I’m in the office every day. I have 80 employees here that depend on me. I have soldiers out in the field that, until a week ago, were software engineers and project managers. And a lot of our team members, their spouses are out in the field. And I have three team members that are survivors of the strike zone. And I have to take care of them.
SAFIAN: Maayan gives a window into one side of the conflict, and the leadership challenges involved.
For a different perspective, I spoke to Mercy Corps’s Arnaud Quemin, who has team members in Gaza.
SAFIAN: And your team on the ground there, what are their moods like?
ARNAUD QUEMIN: Some are completely focused on taking care of their families. Others are like, “okay, what can I do today? Find me something to be useful please.”
SAFIAN: We have a voice memo from inside Gaza from one of the Mercy Corp team members. The voice memo is in Arabic, the translation you’ll hear is read by an AI, Pi:
PI: We went to buy bread today. We now go out food shopping every 2-3 days. I live in Northern Gaza, but had to leave my home and go to the southern part. We are staying in a family house that is hosting 20 people in a very small apartment. And I consider ourselves lucky because other apartments of the same size are hosting up to 50-60 people, like in 90-100-meter apartments. We went to another area, which is a refugee camp to find a bakery. When we arrived, we found out that the bakery was bombed. We went to another area. We found the bakery, and there is a long line of about 300 people waiting for their turn to get bread.

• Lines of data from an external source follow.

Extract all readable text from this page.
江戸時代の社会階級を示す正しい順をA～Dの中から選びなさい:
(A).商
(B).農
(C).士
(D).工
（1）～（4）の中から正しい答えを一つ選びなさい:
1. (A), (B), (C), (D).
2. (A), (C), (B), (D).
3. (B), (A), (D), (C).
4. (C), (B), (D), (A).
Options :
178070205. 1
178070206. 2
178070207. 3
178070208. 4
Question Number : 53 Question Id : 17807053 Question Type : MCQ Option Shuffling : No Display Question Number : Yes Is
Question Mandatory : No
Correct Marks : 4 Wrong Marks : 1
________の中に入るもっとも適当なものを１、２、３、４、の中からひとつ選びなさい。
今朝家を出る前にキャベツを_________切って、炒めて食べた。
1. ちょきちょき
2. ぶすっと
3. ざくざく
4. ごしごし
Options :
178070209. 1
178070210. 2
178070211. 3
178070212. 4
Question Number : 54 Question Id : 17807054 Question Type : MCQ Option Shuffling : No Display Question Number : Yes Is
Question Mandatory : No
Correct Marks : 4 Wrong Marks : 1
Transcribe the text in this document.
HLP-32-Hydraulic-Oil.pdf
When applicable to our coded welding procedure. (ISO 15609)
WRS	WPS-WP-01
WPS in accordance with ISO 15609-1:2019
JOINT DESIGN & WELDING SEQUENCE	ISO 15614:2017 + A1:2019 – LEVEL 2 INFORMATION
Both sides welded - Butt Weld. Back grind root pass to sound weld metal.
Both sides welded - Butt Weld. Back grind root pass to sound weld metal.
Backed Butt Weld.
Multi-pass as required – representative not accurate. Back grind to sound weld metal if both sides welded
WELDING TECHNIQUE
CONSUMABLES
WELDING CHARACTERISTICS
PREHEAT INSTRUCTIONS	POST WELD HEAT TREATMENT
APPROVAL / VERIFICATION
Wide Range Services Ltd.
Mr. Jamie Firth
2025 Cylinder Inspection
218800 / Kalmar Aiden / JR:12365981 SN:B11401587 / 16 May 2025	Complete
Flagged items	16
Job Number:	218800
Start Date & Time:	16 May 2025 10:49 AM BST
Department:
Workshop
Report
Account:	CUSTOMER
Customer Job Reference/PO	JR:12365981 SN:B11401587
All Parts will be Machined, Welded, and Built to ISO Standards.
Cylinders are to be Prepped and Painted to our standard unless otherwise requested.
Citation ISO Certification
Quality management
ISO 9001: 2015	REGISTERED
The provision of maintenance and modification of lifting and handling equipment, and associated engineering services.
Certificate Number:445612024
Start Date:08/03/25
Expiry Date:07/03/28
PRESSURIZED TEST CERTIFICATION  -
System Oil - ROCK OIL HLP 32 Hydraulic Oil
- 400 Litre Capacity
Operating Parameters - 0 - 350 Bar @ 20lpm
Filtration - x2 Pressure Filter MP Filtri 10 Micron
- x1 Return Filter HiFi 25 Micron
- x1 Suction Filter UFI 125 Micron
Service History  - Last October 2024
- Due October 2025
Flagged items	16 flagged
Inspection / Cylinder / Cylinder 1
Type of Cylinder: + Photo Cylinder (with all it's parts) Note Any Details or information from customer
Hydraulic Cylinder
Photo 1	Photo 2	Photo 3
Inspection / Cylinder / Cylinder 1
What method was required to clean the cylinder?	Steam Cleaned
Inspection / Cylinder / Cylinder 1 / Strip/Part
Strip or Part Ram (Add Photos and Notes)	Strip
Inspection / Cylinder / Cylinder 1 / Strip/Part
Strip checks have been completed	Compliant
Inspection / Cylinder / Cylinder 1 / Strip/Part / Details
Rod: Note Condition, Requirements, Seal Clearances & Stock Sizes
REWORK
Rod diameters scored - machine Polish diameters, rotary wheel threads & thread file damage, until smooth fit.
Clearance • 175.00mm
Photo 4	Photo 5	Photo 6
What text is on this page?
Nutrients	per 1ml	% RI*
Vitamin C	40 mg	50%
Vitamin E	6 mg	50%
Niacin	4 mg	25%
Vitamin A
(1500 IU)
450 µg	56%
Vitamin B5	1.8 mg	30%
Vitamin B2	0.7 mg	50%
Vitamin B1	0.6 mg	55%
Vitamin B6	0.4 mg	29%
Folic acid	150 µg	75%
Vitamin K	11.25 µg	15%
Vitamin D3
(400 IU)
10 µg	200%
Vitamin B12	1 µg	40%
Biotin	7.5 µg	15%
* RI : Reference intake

The area has been targeted previously by airstrikes. It was not safe to wait. Crowds of people have been targeted many times. Yesterday, they targeted a food market that was full of people. I went back to the area we were staying in to buy some groceries. In the store, we continually heard the explosion of the airstrikes. These explosions have become a normal thing to hear.
SAFIAN: For a third perspective, I sat down with the founder of Kind Snacks, Daniel Lubetzky, who is based in the US, but has worked for decades trying to use business as a bridge between Israelis and Palestinians. His hope is that we can turn this difficult time into an opportunity for cross-cultural unity.
DANIEL LUBETZKY: As a son of a Holocaust survivor, to see people marching and saying, “Gas the jews,” I take that very personally.
People know me as the founder of Kind. I’m very proud of that, but well before Kind existed, I started my first company called PeaceWorks to use business to bring Israelis, Palestinians, Jordanians, Egyptians, Turks, to trade with one another. And then to use vested economic interest to cement and deepen human relations between all peoples.
My daughter came to me two days ago, and she said, “Daddy, I understand that you’re trying to help your friends in the Middle East, your Palestinian and Israeli colleagues, but you’re not smiling anymore.” And it just made me remember that I cannot let them diminish me. I’m going to choose to laugh. I’m going to choose to live. I’m going to choose to build. And particularly now that there’s so much darkness, I’m going to choose to be a light.
And I want everybody that’s listening to you today to choose to be a light with me, to reach out to the other, and not allow the terrorists a victory, because they want to divide us.
SAFIAN: The lesson I’m taking away from the series of clips you just heard is: Don’t lose your empathy, whatever your anger, your frustration, your disappointments and confusion.
Beyond Israel, 2023 has seen plenty of conflict, plenty of challenges. Fears of recession, layoffs, historic union strikes, bankruptcies, political dysfunction on all sides. Yet when people are hurting, that’s when true leaders step up. Human-centered organizations take into account the hearts of team members across the board. So keep listening, keep learning, keep hoping and keep helping. If empathy is at the forefront of your strategy, you will cultivate a happier, bonded, more productive team — and do your part to usher in a better 2024.
Happy Holidays to you all. Take a rest. Recharge. And be ready for what the new year has in store.
I’m Bob Safian. Thanks for listening.